Impossible’s Pork Made from Plants (yes, that’s its official name) is available as minced meat, similar to the original Burger impossible. The company also manufactures Impossible Sausage and Impossible chicken nuggets, the latter having recently become available in some American restaurants earlier this month.
More than 100 restaurants in Hong Kong are expected to start serving Impossible Pork from October 4, and more restaurants in Singapore will offer the meat substitute later this fall.
If you’ve tried Impossible Burger, you know Impossible’s fake meat doesn’t exactly mimic the taste of traditional beef, although it does come close to it. The first feedback from 200 taste testers in Hong Kong who tried the new fake pork was positive. Impossible claims that 56% of people actually prefer Impossible Pork to traditional ground pork.
In terms of health benefits, Impossible claims their pork has 37% less calories and 59% less total fate than regular $ 70/30 ground pork, and is also certified gluten, nitrate, and antibiotic free.
Pork isn’t as popular as beef or chicken in the United States, but Impossible’s pork alternative is perfect for Chinese dishes and in many other Asian cuisines where pork is often the default protein. (see: meatballs, sautéed noodles and spring rolls).
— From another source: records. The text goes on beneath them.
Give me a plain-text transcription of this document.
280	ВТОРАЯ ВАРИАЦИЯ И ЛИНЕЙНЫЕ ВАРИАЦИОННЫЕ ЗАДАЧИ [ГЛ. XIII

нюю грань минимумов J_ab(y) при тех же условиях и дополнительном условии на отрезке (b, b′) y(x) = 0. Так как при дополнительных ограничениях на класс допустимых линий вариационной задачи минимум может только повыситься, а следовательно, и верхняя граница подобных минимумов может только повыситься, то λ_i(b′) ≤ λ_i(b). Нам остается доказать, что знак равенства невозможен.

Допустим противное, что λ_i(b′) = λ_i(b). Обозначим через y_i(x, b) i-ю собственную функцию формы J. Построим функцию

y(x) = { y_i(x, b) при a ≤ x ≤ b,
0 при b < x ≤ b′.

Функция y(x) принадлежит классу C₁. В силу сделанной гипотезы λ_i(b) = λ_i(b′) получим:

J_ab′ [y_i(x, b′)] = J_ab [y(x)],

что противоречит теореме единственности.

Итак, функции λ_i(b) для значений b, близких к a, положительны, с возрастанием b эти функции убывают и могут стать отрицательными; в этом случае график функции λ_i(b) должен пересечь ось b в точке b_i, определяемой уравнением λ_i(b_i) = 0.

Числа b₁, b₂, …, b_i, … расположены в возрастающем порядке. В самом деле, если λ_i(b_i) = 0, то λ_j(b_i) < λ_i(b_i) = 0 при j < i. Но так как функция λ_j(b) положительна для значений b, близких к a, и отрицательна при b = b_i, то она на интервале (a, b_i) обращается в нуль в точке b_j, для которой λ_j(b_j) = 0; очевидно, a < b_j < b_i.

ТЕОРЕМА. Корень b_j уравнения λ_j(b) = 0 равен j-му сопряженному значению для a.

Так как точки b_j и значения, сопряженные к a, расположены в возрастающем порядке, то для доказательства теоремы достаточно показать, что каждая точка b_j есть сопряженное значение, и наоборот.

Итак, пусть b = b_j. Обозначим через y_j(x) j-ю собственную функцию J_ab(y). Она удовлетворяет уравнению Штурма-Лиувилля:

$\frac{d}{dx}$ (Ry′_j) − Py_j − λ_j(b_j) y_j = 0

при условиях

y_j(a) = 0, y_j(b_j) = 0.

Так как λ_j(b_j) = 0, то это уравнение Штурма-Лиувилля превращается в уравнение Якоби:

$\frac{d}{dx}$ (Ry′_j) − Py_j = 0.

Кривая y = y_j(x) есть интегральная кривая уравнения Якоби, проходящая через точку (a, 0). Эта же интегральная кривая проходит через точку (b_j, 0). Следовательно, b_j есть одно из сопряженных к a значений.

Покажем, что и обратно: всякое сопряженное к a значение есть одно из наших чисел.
At Momofuku Ssäm Bar, Impossible Pork will be showcased in the restaurant’s spicy rice cake dish, which comes with a new Impossible Pork stew (looks delicious).
It’s possible that Impossible has changed the formula of its fake pork since I tried it again at CES 2020, but I thought Impossible Pork tasted better than the original Impossible Burger. Not only does it have a slightly nutty taste that lends itself quite well to pork (hazelnut is often a popular flavor in high-end pork products like Iberian ham), but it also has a bit of extra chewiness (a bit like what you get from seitan) which should be a good choice for dishes like dumplings, shumai and other dim sum. But like Impossible Burger, while the overall flavor is pretty close, there are enough subtle differences in texture and aftertaste that discerning tasters can still discern that Impossible Pork isn’t the real thing.
Unfortunately, there are no additional details on when more American restaurants will start serving Impossible Pork or when Impossible Pork could hit grocery store shelves. Gizmodo reached out to Impossible Foods for more information, and we’ll update the story if we have any news.
[Update: 3:00 PM ET] Impossible followed up with more information on the availability of Impossible Pork in the United States, which includes Dan Dan noodles of Lucas Sin’s Good Day Chinese Takeout starting September 27 and Asian Box locations around San Francisco. Impossible says Impossible Pork will be are also becoming available to order from more restaurant distributors in the coming weeks.